Salah Halima : La participation du ministre des Affaires étrangères, Sameh Choukri, à la 42e session du Sommet de l’UA, qui s’est tenue en Ethiopie, est une occasion importante pour l’Egypte de réitérer devant l’organe de décision de l’UA sa position qui consiste à parvenir à un accord juridique contraignant sur le remplissage et l’exploitation du barrage, à la lumière du grave défi à la sécurité hydrique auxquels sont confrontés l’Egypte, le Moyen-Orient et l’Afrique. C’est un nouvel appel qui met la communauté africaine face à ses responsabilités.

— Les négociations sur le barrage de la Renaissance sont suspendues depuis avril 2021. Y a-t-il une réelle chance pour une relance des négociations ?

— Sans aucun doute. L’Egypte ne renoncera jamais à cette revendication malgré l’intransigeance éthiopienne. De plus, cette rencontre représente une nouvelle opportunité puisque ce sommet a vu la passation de la présidence de l’UA du Sénégal aux Comores. C’est donc une chance d’appeler cette nouvelle présidence à réaliser un progrès sur ce dossier.

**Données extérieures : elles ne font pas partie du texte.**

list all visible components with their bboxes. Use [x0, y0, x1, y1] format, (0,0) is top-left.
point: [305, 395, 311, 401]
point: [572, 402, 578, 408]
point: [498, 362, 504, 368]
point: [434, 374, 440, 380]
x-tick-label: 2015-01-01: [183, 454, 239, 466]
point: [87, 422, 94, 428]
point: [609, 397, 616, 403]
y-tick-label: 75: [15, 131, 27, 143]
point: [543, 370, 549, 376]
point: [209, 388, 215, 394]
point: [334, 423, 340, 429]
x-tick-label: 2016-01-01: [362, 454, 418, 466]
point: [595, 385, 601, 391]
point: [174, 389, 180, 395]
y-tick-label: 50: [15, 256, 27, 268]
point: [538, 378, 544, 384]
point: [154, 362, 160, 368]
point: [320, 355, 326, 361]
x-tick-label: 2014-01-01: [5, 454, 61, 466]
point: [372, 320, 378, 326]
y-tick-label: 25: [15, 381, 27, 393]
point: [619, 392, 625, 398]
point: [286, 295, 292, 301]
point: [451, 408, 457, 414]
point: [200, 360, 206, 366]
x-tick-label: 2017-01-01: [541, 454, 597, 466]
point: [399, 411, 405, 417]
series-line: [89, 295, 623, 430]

Même si la situation du statu quo n’est pas prometteuse en raison des comportements unilatéraux d’Addis-Abeba, l’Egypte préfère jusqu’au dernier souffle suivre la voie pacifique des négociations pour régler cette crise.

— L’Egypte détient-elle des cartes pour inciter l’Ethiopie à reprendre les négociations ?

— Depuis le début de la construction du barrage, soit depuis plus de dix ans, l’Egypte disposait de nombreux outils de pression, puisque en tant que pays en aval, elle a toutes les raisons et le droit légal d’appeler à parvenir à un consensus. C’est ce que stipulent les accords sur le partage des eaux du Nil signés en 1902 et 1959, donnant le droit à l’Egypte et au Soudan de s’opposer à tout projet affectant le débit du fleuve. En plus, conformément à l’article 5 de la déclaration de principes, l’Ethiopie, le Soudan et l’Egypte devaient négocier un accord consensuel sur le remplissage et l’exploitation du barrage. Tous ces accords ont été violés par l’Ethiopie. Mais l’Egypte préfère parvenir à un accord soit via les négociations, soit via les médiations. Des efforts sérieux sont déployés par les Etats-Unis et les Emirats arabes unis pour mettre fin à cette crise.